2.-RA Bilgileri nde de seçme ve elemeye yani hasat zamanına ait tebliğler bulunmaktadır.
 “Gezegeninizde, fiziksel illüzyon(madde dünyası) için çok sarsıcı bir devre geçirilecektir.Bunun fiziksel nedenleri değişiktir. Bilim adamlarınız , yapabildikleri sürece, gezegeninizin maddesel düzleminde felaketlere neden olacak olayları(koşulları) tarif edip sınıflandırmaya devam edeceklerdir. Bilim adamlarınızın söyledikleri doğrudur ve Dünya yüzünde mevcut bulunan tüm dinlerin de bildirmiş oldukları bir programın parçalarıdır.  “
 Gezegenimizin başına geleceği söylenen bu maddel felaketin, metafizik olarak anlamı nedir? Konfederasyon, gezegenin bizzat kendisinin yeni bir titreşime, yeni bir uzay ve zaman parçasına geçeceğini söylüyor. Biz buraya ancak, enkarnasyonlar boyunca öğrenmeyi ya da öğrenmemeyi seçtiğimiz sevgi derslerimizi tam olarak öğrendikten sonra girebiliriz.

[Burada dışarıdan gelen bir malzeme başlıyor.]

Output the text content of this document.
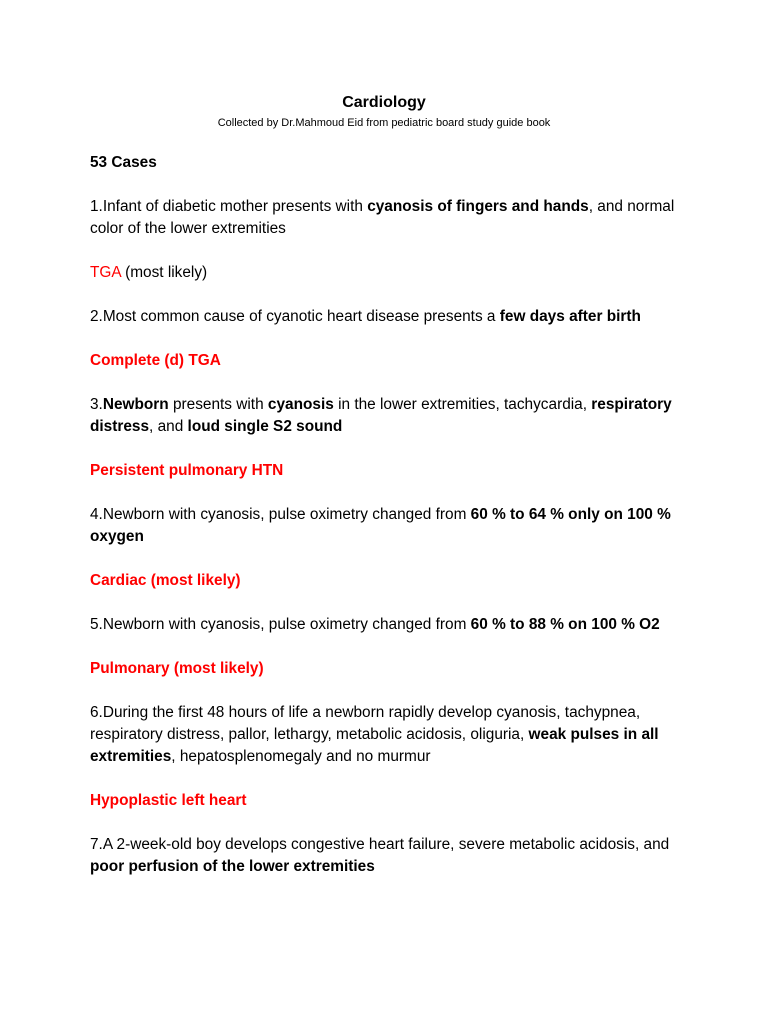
Cardiology
Collected by Dr.Mahmoud Eid from pediatric board study guide book

53 Cases

1.Infant of diabetic mother presents with cyanosis of fingers and hands, and normal color of the lower extremities

TGA (most likely)

2.Most common cause of cyanotic heart disease presents a few days after birth

Complete (d) TGA

3.Newborn presents with cyanosis in the lower extremities, tachycardia, respiratory distress, and loud single S2 sound

Persistent pulmonary HTN

4.Newborn with cyanosis, pulse oximetry changed from 60 % to 64 % only on 100 % oxygen

Cardiac (most likely)

5.Newborn with cyanosis, pulse oximetry changed from 60 % to 88 % on 100 % O2

Pulmonary (most likely)

6.During the first 48 hours of life a newborn rapidly develop cyanosis, tachypnea, respiratory distress, pallor, lethargy, metabolic acidosis, oliguria, weak pulses in all extremities, hepatosplenomegaly and no murmur

Hypoplastic left heart

7.A 2-week-old boy develops congestive heart failure, severe metabolic acidosis, and poor perfusion of the lower extremities
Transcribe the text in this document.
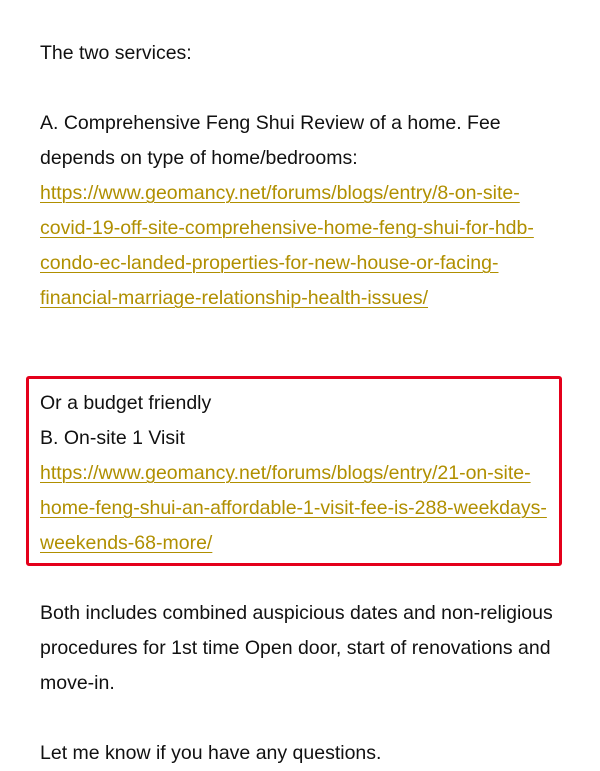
The two services:

A. Comprehensive Feng Shui Review of a home. Fee depends on type of home/bedrooms: https://www.geomancy.net/forums/blogs/entry/8-on-site-covid-19-off-site-comprehensive-home-feng-shui-for-hdb-condo-ec-landed-properties-for-new-house-or-facing-financial-marriage-relationship-health-issues/

Or a budget friendly

B. On-site 1 Visit https://www.geomancy.net/forums/blogs/entry/21-on-site-home-feng-shui-an-affordable-1-visit-fee-is-288-weekdays-weekends-68-more/

Both includes combined auspicious dates and non-religious procedures for 1st time Open door, start of renovations and move-in.

Let me know if you have any questions.
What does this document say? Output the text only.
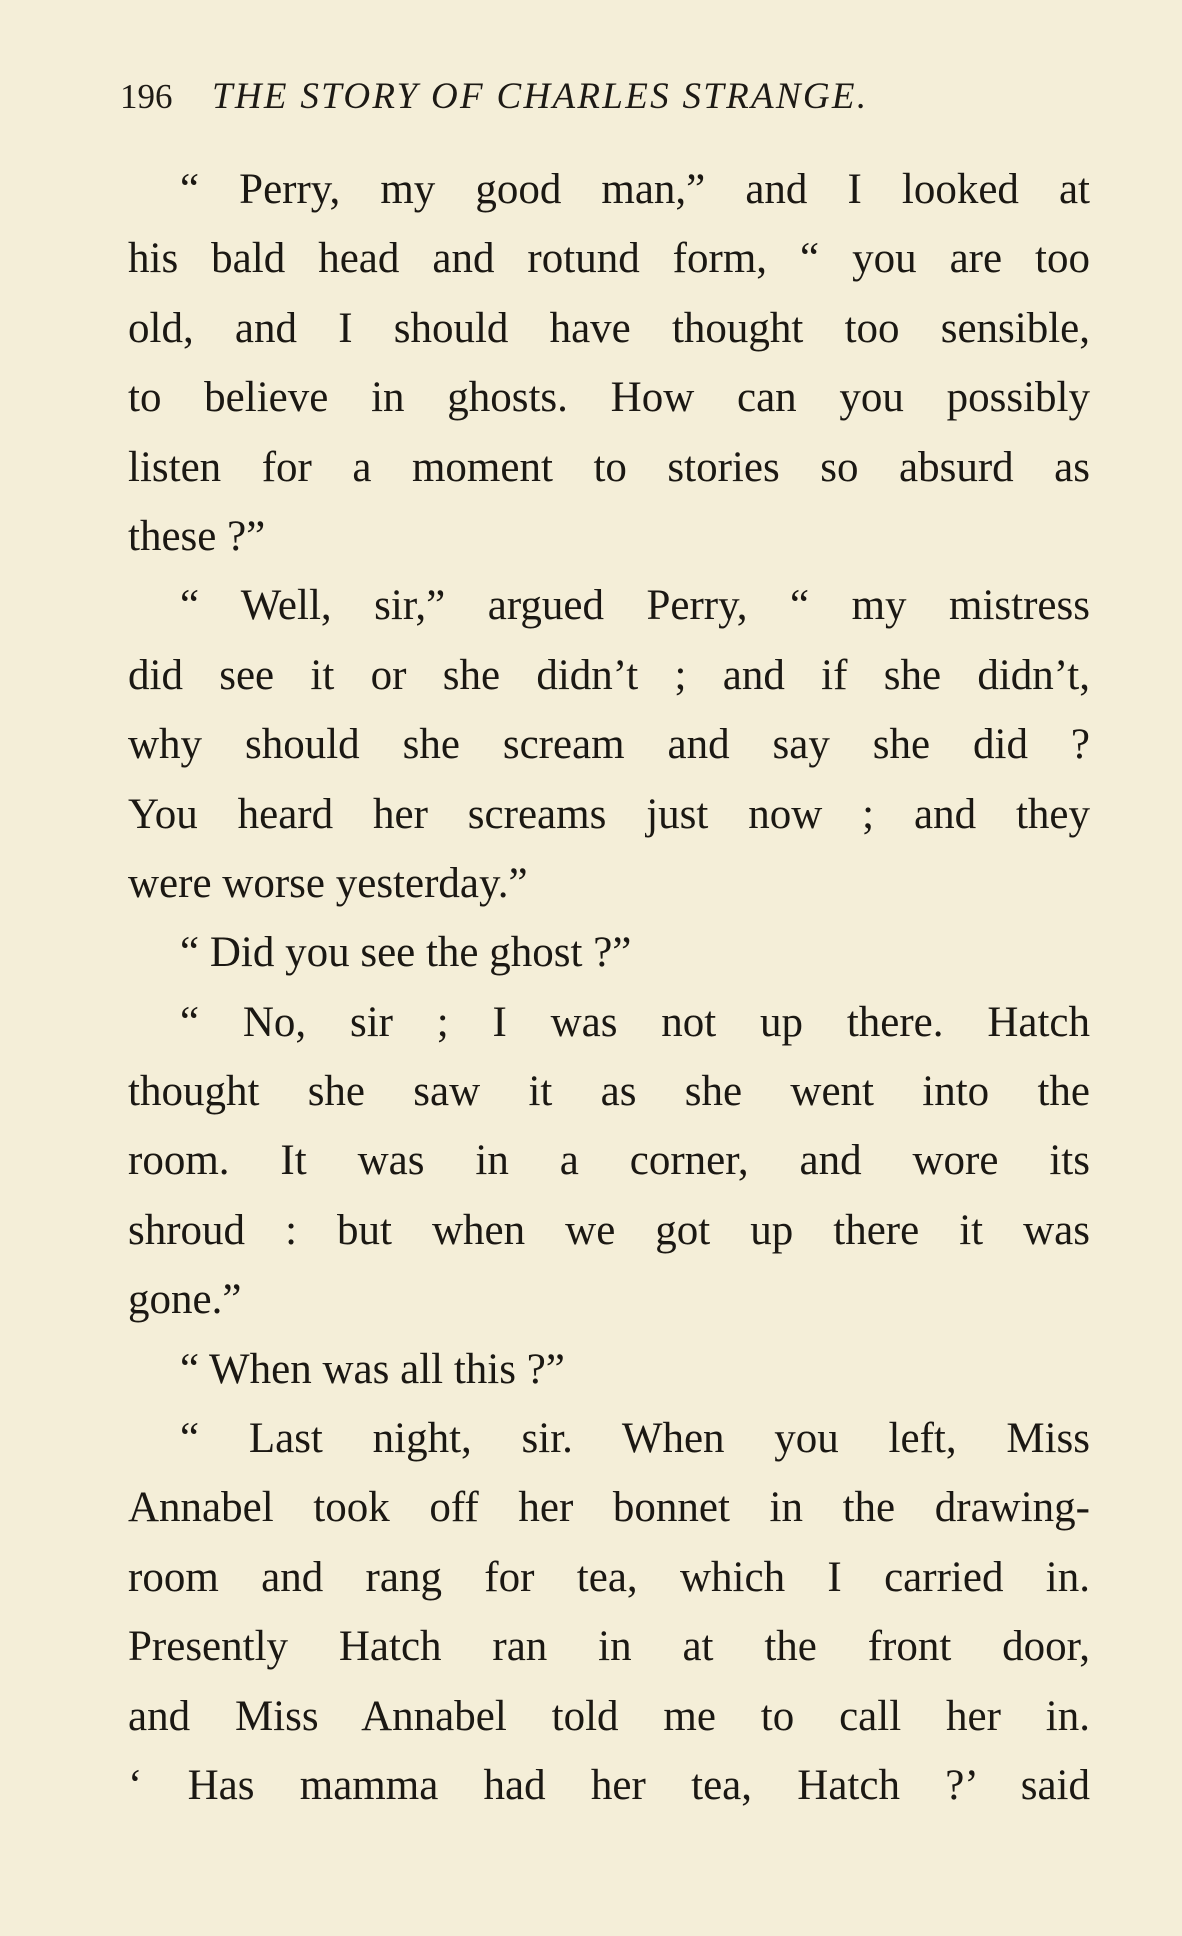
196 THE STORY OF CHARLES STRANGE.
“ Perry, my good man,” and I looked at
his bald head and rotund form, “ you are too
old, and I should have thought too sensible,
to believe in ghosts. How can you possibly
listen for a moment to stories so absurd as
these ?”
“ Well, sir,” argued Perry, “ my mistress
did see it or she didn’t ; and if she didn’t,
why should she scream and say she did ?
You heard her screams just now ; and they
were worse yesterday.”
“ Did you see the ghost ?”
“ No, sir ; I was not up there. Hatch
thought she saw it as she went into the
room. It was in a corner, and wore its
shroud : but when we got up there it was
gone.”
“ When was all this ?”
“ Last night, sir. When you left, Miss
Annabel took off her bonnet in the drawing-
room and rang for tea, which I carried in.
Presently Hatch ran in at the front door,
and Miss Annabel told me to call her in.
‘ Has mamma had her tea, Hatch ?’ said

 “Çok yakında bir seçim yapılması gerekiyor ve bu gezegendeki bütün insanların yapılacak seçimi anlamaları çok iyi olurdu. Çok kısa süre sonra yapmak zorunda kalacakları seçimin idrakine varamayacak kadar günlük faaliyetlerine ve aslında çok önemsiz olan arzu, istek, ve karmaşalarına dalmış durumdalar."
 Anlaşılıyor ki, gelecek günlerden birinde Konfederasyon’un Hasat adını verdiği bir olay cereyan edecektir. Bu “Yargı Günü” kavramının, bizim klasik dinlerimizde belirtilen “Yargı Günü” kavramından farkı, bizi yargılayack olanın, bizden ayrı bir Tanrı değil de, içimizde bulunan bir tanrı olmasıdır. Bu “Hasat”ın sonucunda bazıları yeni bir sevgi ve ışık çağına geçecekler ve Konfederasyon’un dediği gibi çok olumlu ve güzel bir titreşim düzeyinde yeni dersler öğreneceklerdir. Diğerleri ise bu seferki derslerini terarlamak zorunda kalacaklar ve sevgi dersini yeniden öğreneceklerdir.
 “Yakında gezegeninizde sizin deyiminizle bir Hasat olacak; bu, ruhların hasatıdır. Bu gezegenden mümkün olan en yüksek ürünü almaya çalışıyoruz. Bizim görevimiz budur, biz Hasatçılar’ız."